The DNA damage repair-relevant genes were further experimentally verified. In contrast to gastric mucosa epithelial cell line GES-1, transcriptional levels of PAPPA2, MPO, MAGEA11, DEPP1, CPZ, and COLEC12 were higher in gastric cancer cell lines HGC-27, MKN-28 and AGS, with lower transcriptional level of CYTL1 (Figures 9A–G). The consistent results were observed at the protein level (Figures 9H–O).

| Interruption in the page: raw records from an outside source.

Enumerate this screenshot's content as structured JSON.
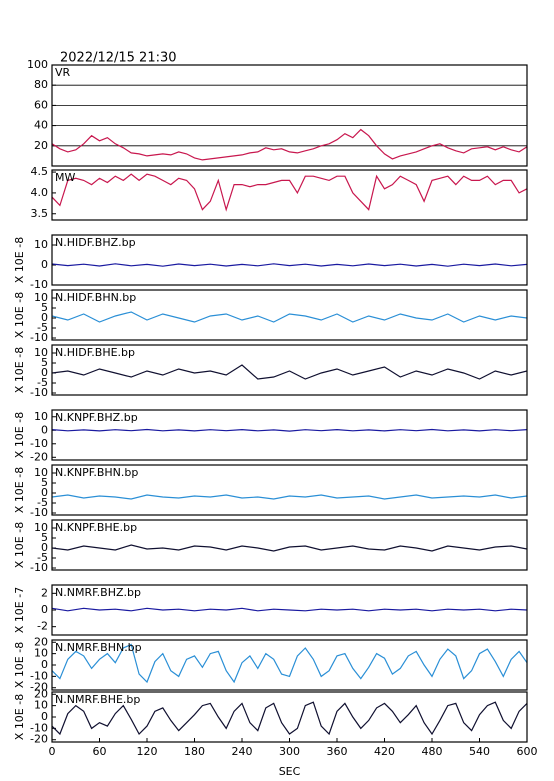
{
  "title": "2022/12/15 21:30",
  "chart_data": [
    {
      "type": "line",
      "title": "VR",
      "color": "#c8174e",
      "xlim": [
        0,
        600
      ],
      "ylim": [
        0,
        100
      ],
      "yticks": [
        20,
        40,
        60,
        80,
        100
      ],
      "grid": true,
      "x": [
        0,
        10,
        20,
        30,
        40,
        50,
        60,
        70,
        80,
        90,
        100,
        110,
        120,
        130,
        140,
        150,
        160,
        170,
        180,
        190,
        200,
        210,
        220,
        230,
        240,
        250,
        260,
        270,
        280,
        290,
        300,
        310,
        320,
        330,
        340,
        350,
        360,
        370,
        380,
        390,
        400,
        410,
        420,
        430,
        440,
        450,
        460,
        470,
        480,
        490,
        500,
        510,
        520,
        530,
        540,
        550,
        560,
        570,
        580,
        590,
        600
      ],
      "values": [
        22,
        17,
        14,
        16,
        22,
        30,
        25,
        28,
        22,
        18,
        13,
        12,
        10,
        11,
        12,
        11,
        14,
        12,
        8,
        6,
        7,
        8,
        9,
        10,
        11,
        13,
        14,
        18,
        16,
        17,
        14,
        13,
        15,
        17,
        20,
        22,
        26,
        32,
        28,
        36,
        30,
        20,
        12,
        7,
        10,
        12,
        14,
        17,
        20,
        22,
        18,
        15,
        13,
        17,
        18,
        19,
        16,
        19,
        16,
        14,
        19
      ]
    },
    {
      "type": "line",
      "title": "MW",
      "color": "#c8174e",
      "xlim": [
        0,
        600
      ],
      "ylim": [
        3.35,
        4.55
      ],
      "yticks": [
        3.5,
        {
          "value": 4.0,
          "label": "4.0"
        },
        4.5
      ],
      "grid": false,
      "x": [
        0,
        10,
        20,
        30,
        40,
        50,
        60,
        70,
        80,
        90,
        100,
        110,
        120,
        130,
        140,
        150,
        160,
        170,
        180,
        190,
        200,
        210,
        220,
        230,
        240,
        250,
        260,
        270,
        280,
        290,
        300,
        310,
        320,
        330,
        340,
        350,
        360,
        370,
        380,
        390,
        400,
        410,
        420,
        430,
        440,
        450,
        460,
        470,
        480,
        490,
        500,
        510,
        520,
        530,
        540,
        550,
        560,
        570,
        580,
        590,
        600
      ],
      "values": [
        3.9,
        3.7,
        4.3,
        4.35,
        4.3,
        4.2,
        4.35,
        4.25,
        4.4,
        4.3,
        4.45,
        4.3,
        4.45,
        4.4,
        4.3,
        4.2,
        4.35,
        4.3,
        4.1,
        3.6,
        3.8,
        4.3,
        3.6,
        4.2,
        4.2,
        4.15,
        4.2,
        4.2,
        4.25,
        4.3,
        4.3,
        4.0,
        4.4,
        4.4,
        4.35,
        4.3,
        4.4,
        4.4,
        4.0,
        3.8,
        3.6,
        4.4,
        4.1,
        4.2,
        4.4,
        4.3,
        4.2,
        3.8,
        4.3,
        4.35,
        4.4,
        4.2,
        4.4,
        4.3,
        4.3,
        4.4,
        4.2,
        4.3,
        4.3,
        4.0,
        4.1
      ]
    },
    {
      "type": "line",
      "title": "N.HIDF.BHZ.bp",
      "ylabel": "X 10E -8",
      "color": "#1a1aa0",
      "xlim": [
        0,
        600
      ],
      "ylim": [
        -10,
        15
      ],
      "yticks": [
        -10,
        0,
        10
      ],
      "grid": false,
      "x": [
        0,
        20,
        40,
        60,
        80,
        100,
        120,
        140,
        160,
        180,
        200,
        220,
        240,
        260,
        280,
        300,
        320,
        340,
        360,
        380,
        400,
        420,
        440,
        460,
        480,
        500,
        520,
        540,
        560,
        580,
        600
      ],
      "values": [
        0.5,
        -0.3,
        0.4,
        -0.5,
        0.6,
        -0.4,
        0.3,
        -0.6,
        0.5,
        -0.3,
        0.4,
        -0.5,
        0.3,
        -0.4,
        0.6,
        -0.3,
        0.4,
        -0.5,
        0.3,
        -0.4,
        0.5,
        -0.3,
        0.4,
        -0.5,
        0.3,
        -0.6,
        0.4,
        -0.3,
        0.5,
        -0.4,
        0.3
      ]
    },
    {
      "type": "line",
      "title": "N.HIDF.BHN.bp",
      "ylabel": "X 10E -8",
      "color": "#2a8fd6",
      "xlim": [
        0,
        600
      ],
      "ylim": [
        -11,
        14
      ],
      "yticks": [
        -10,
        -5,
        0,
        5,
        10
      ],
      "grid": false,
      "x": [
        0,
        20,
        40,
        60,
        80,
        100,
        120,
        140,
        160,
        180,
        200,
        220,
        240,
        260,
        280,
        300,
        320,
        340,
        360,
        380,
        400,
        420,
        440,
        460,
        480,
        500,
        520,
        540,
        560,
        580,
        600
      ],
      "values": [
        1,
        -1,
        2,
        -2,
        1,
        3,
        -1,
        2,
        0,
        -2,
        1,
        2,
        -1,
        1,
        -2,
        2,
        1,
        -1,
        2,
        -2,
        1,
        -1,
        2,
        0,
        -1,
        2,
        -2,
        1,
        -1,
        1,
        0
      ]
    },
    {
      "type": "line",
      "title": "N.HIDF.BHE.bp",
      "ylabel": "X 10E -8",
      "color": "#101030",
      "xlim": [
        0,
        600
      ],
      "ylim": [
        -11,
        14
      ],
      "yticks": [
        -10,
        -5,
        0,
        5,
        10
      ],
      "grid": false,
      "x": [
        0,
        20,
        40,
        60,
        80,
        100,
        120,
        140,
        160,
        180,
        200,
        220,
        240,
        260,
        280,
        300,
        320,
        340,
        360,
        380,
        400,
        420,
        440,
        460,
        480,
        500,
        520,
        540,
        560,
        580,
        600
      ],
      "values": [
        0,
        1,
        -1,
        2,
        0,
        -2,
        1,
        -1,
        2,
        0,
        1,
        -1,
        4,
        -3,
        -2,
        1,
        -3,
        0,
        2,
        -1,
        1,
        3,
        -2,
        1,
        -1,
        2,
        0,
        -3,
        1,
        -1,
        1
      ]
    },
    {
      "type": "line",
      "title": "N.KNPF.BHZ.bp",
      "ylabel": "X 10E -8",
      "color": "#1a1aa0",
      "xlim": [
        0,
        600
      ],
      "ylim": [
        -22,
        15
      ],
      "yticks": [
        -20,
        -10,
        0,
        10
      ],
      "grid": false,
      "x": [
        0,
        20,
        40,
        60,
        80,
        100,
        120,
        140,
        160,
        180,
        200,
        220,
        240,
        260,
        280,
        300,
        320,
        340,
        360,
        380,
        400,
        420,
        440,
        460,
        480,
        500,
        520,
        540,
        560,
        580,
        600
      ],
      "values": [
        0.5,
        -0.4,
        0.3,
        -0.5,
        0.4,
        -0.3,
        0.6,
        -0.4,
        0.3,
        -0.5,
        0.4,
        -0.3,
        0.5,
        -0.4,
        0.3,
        -0.6,
        0.4,
        -0.3,
        0.5,
        -0.4,
        0.3,
        -0.5,
        0.4,
        -0.3,
        0.6,
        -0.4,
        0.3,
        -0.5,
        0.4,
        -0.3,
        0.5
      ]
    },
    {
      "type": "line",
      "title": "N.KNPF.BHN.bp",
      "ylabel": "X 10E -8",
      "color": "#2a8fd6",
      "xlim": [
        0,
        600
      ],
      "ylim": [
        -11,
        14
      ],
      "yticks": [
        -10,
        -5,
        0,
        5,
        10
      ],
      "grid": false,
      "x": [
        0,
        20,
        40,
        60,
        80,
        100,
        120,
        140,
        160,
        180,
        200,
        220,
        240,
        260,
        280,
        300,
        320,
        340,
        360,
        380,
        400,
        420,
        440,
        460,
        480,
        500,
        520,
        540,
        560,
        580,
        600
      ],
      "values": [
        -2,
        -1,
        -2.5,
        -1.5,
        -2,
        -3,
        -1,
        -2,
        -2.5,
        -1.5,
        -2,
        -1,
        -2.5,
        -2,
        -3,
        -1.5,
        -2,
        -1,
        -2.5,
        -2,
        -1.5,
        -3,
        -2,
        -1,
        -2.5,
        -2,
        -1.5,
        -2,
        -1,
        -2.5,
        -1.5
      ]
    },
    {
      "type": "line",
      "title": "N.KNPF.BHE.bp",
      "ylabel": "X 10E -8",
      "color": "#101030",
      "xlim": [
        0,
        600
      ],
      "ylim": [
        -11,
        14
      ],
      "yticks": [
        -10,
        -5,
        0,
        5,
        10
      ],
      "grid": false,
      "x": [
        0,
        20,
        40,
        60,
        80,
        100,
        120,
        140,
        160,
        180,
        200,
        220,
        240,
        260,
        280,
        300,
        320,
        340,
        360,
        380,
        400,
        420,
        440,
        460,
        480,
        500,
        520,
        540,
        560,
        580,
        600
      ],
      "values": [
        0,
        -1,
        1,
        0,
        -1,
        1.5,
        -0.5,
        0,
        -1,
        1,
        0.5,
        -1,
        1,
        0,
        -1.5,
        0.5,
        1,
        -1,
        0,
        1,
        -0.5,
        -1,
        1,
        0,
        -1.5,
        1,
        0,
        -1,
        0.5,
        1,
        -0.5
      ]
    },
    {
      "type": "line",
      "title": "N.NMRF.BHZ.bp",
      "ylabel": "X 10E -7",
      "color": "#1a1aa0",
      "xlim": [
        0,
        600
      ],
      "ylim": [
        -3,
        3
      ],
      "yticks": [
        -2,
        0,
        2
      ],
      "grid": false,
      "x": [
        0,
        20,
        40,
        60,
        80,
        100,
        120,
        140,
        160,
        180,
        200,
        220,
        240,
        260,
        280,
        300,
        320,
        340,
        360,
        380,
        400,
        420,
        440,
        460,
        480,
        500,
        520,
        540,
        560,
        580,
        600
      ],
      "values": [
        0.2,
        -0.1,
        0.2,
        0,
        0.1,
        -0.1,
        0.2,
        0,
        0.1,
        -0.1,
        0.1,
        0,
        0.2,
        -0.1,
        0.1,
        0,
        -0.1,
        0.1,
        0,
        0.1,
        -0.1,
        0.1,
        0,
        0.1,
        -0.1,
        0.1,
        0,
        0.1,
        -0.1,
        0.1,
        0
      ]
    },
    {
      "type": "line",
      "title": "N.NMRF.BHN.bp",
      "ylabel": "X 10E -8",
      "color": "#2a8fd6",
      "xlim": [
        0,
        600
      ],
      "ylim": [
        -22,
        22
      ],
      "yticks": [
        -20,
        -10,
        0,
        10,
        20
      ],
      "grid": false,
      "x": [
        0,
        10,
        20,
        30,
        40,
        50,
        60,
        70,
        80,
        90,
        100,
        110,
        120,
        130,
        140,
        150,
        160,
        170,
        180,
        190,
        200,
        210,
        220,
        230,
        240,
        250,
        260,
        270,
        280,
        290,
        300,
        310,
        320,
        330,
        340,
        350,
        360,
        370,
        380,
        390,
        400,
        410,
        420,
        430,
        440,
        450,
        460,
        470,
        480,
        490,
        500,
        510,
        520,
        530,
        540,
        550,
        560,
        570,
        580,
        590,
        600
      ],
      "values": [
        -5,
        -12,
        5,
        12,
        8,
        -3,
        5,
        10,
        2,
        15,
        18,
        -8,
        -15,
        3,
        10,
        -5,
        -10,
        5,
        8,
        -2,
        10,
        12,
        -5,
        -15,
        2,
        8,
        -3,
        10,
        5,
        -8,
        -10,
        8,
        15,
        5,
        -10,
        -5,
        8,
        10,
        -3,
        -12,
        -2,
        10,
        6,
        -8,
        -3,
        8,
        12,
        0,
        -10,
        5,
        14,
        8,
        -12,
        -5,
        10,
        14,
        3,
        -10,
        5,
        12,
        2
      ]
    },
    {
      "type": "line",
      "title": "N.NMRF.BHE.bp",
      "ylabel": "X 10E -8",
      "xlabel": "SEC",
      "color": "#101030",
      "xlim": [
        0,
        600
      ],
      "xticks": [
        0,
        60,
        120,
        180,
        240,
        300,
        360,
        420,
        480,
        540,
        600
      ],
      "ylim": [
        -22,
        22
      ],
      "yticks": [
        -20,
        -10,
        0,
        10,
        20
      ],
      "grid": false,
      "x": [
        0,
        10,
        20,
        30,
        40,
        50,
        60,
        70,
        80,
        90,
        100,
        110,
        120,
        130,
        140,
        150,
        160,
        170,
        180,
        190,
        200,
        210,
        220,
        230,
        240,
        250,
        260,
        270,
        280,
        290,
        300,
        310,
        320,
        330,
        340,
        350,
        360,
        370,
        380,
        390,
        400,
        410,
        420,
        430,
        440,
        450,
        460,
        470,
        480,
        490,
        500,
        510,
        520,
        530,
        540,
        550,
        560,
        570,
        580,
        590,
        600
      ],
      "values": [
        -8,
        -15,
        3,
        10,
        5,
        -10,
        -5,
        -8,
        3,
        10,
        -2,
        -15,
        -8,
        5,
        8,
        -3,
        -12,
        -5,
        2,
        10,
        12,
        0,
        -10,
        5,
        12,
        -5,
        -12,
        8,
        12,
        -5,
        -15,
        -10,
        10,
        13,
        -8,
        -15,
        5,
        12,
        0,
        -10,
        -3,
        8,
        12,
        5,
        -5,
        2,
        10,
        -5,
        -15,
        -3,
        10,
        12,
        -5,
        -12,
        2,
        10,
        13,
        -3,
        -10,
        5,
        12
      ]
    }
  ]
}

Among the DNA damage repair-relevant genes, the biological significance of CYTL1 in gastric cancer remains indistinct. CYTL1 expression was notably silenced by its specific siRNAs both in HGC-27, and MKN-28 gastric cancer cells (Figures 10A, B). According to ROS fluorescence probe detection, we found that CYTL1-silenced HGC-27, and MKN-28 cells presented the higher accumulation of ROS (Figures 10C–F). In addition, migrative capacity of HGC-27, and MKN-28 cells was remarkably impaired by CYTL1 knockdown (Figures 10G–J).